The first Monday of the month at noon is when the entire country gets to listen to a modern-day air raid siren, a test to make sure it’s all working in the event of a flood or if zombies ever become a thing. The government wants to replace it with NL-alert, which was the world’s text message-based emergency broadcast system, as well as use social media, websites and the radio to warn people, probably in Dutch only.

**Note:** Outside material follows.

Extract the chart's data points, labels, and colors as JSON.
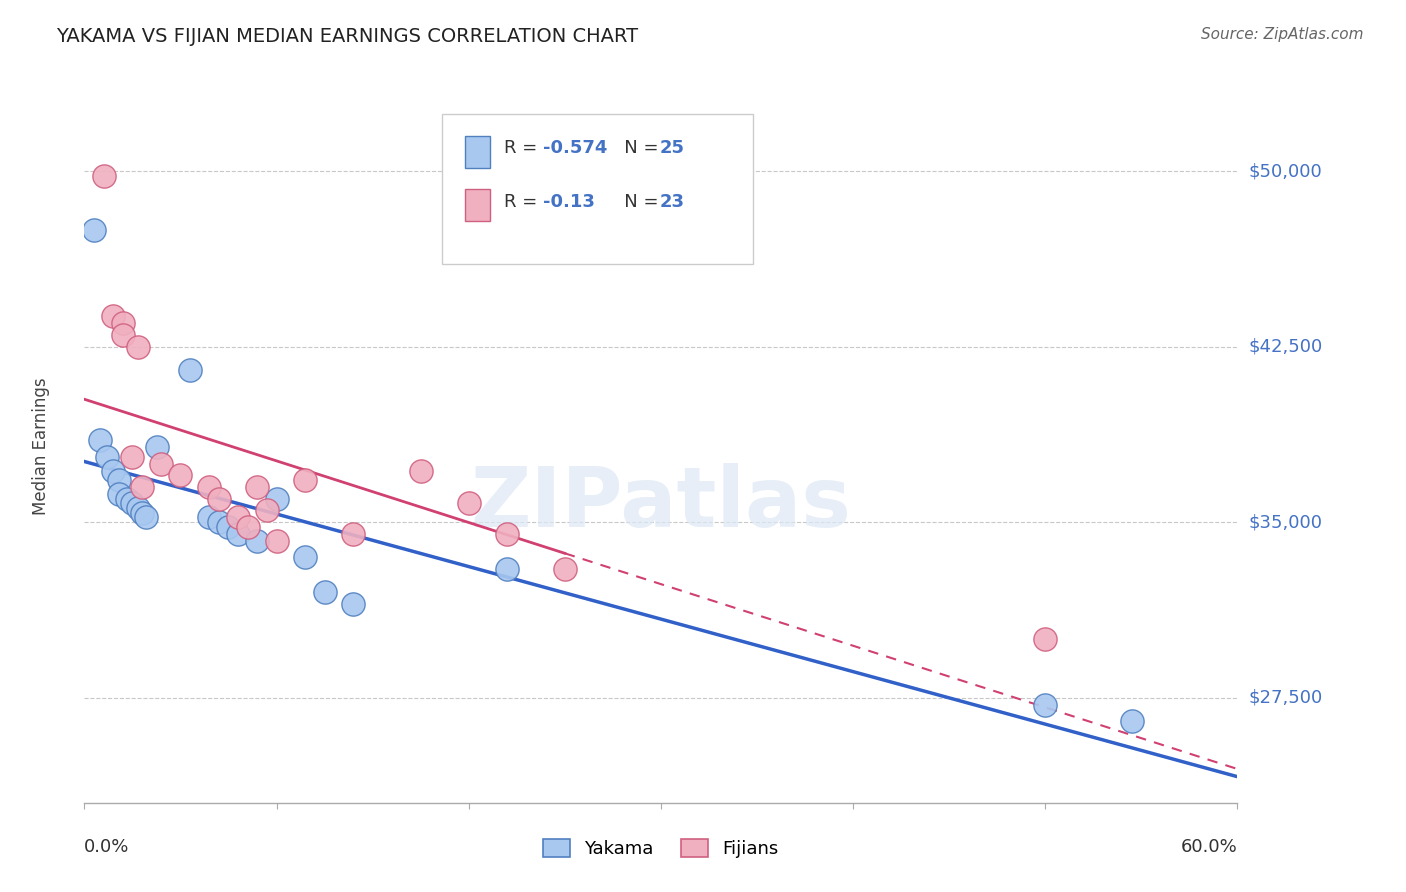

Webwereld.nl points out a host of problems with NL-alert: it still doesn’t work with 4G mobile phones and doesn’t always work if your phone is too new, too old or not configured to receive NL-alert. If your mobile network breaks down, you won’t get a warning, either. If you don’t own a mobile or if something happens in one town and you work in another, which is most of the Dutch population, you won’t get a message until your commute home and it could be too late. If you’re driving in your car where it’s illegal to use your phone and you’re not listening to the radio, you’ll find out much later as well. If you’re a person that turns off your mobile at night to get some decent sleep you also won’t get the message, as disasters would then really need to happen during the day.
And if you’re a visitor or a tourist with no mobile or a foreign network, the zombies will get you first.
Sure, if enough people know something bad is happening you’ll find out as well, but it’s still patchy. The current alarm system seems to be the only ‘old school’ way to warn almost everybody, but it does cost 4 million euro a year and doesn’t always work, either.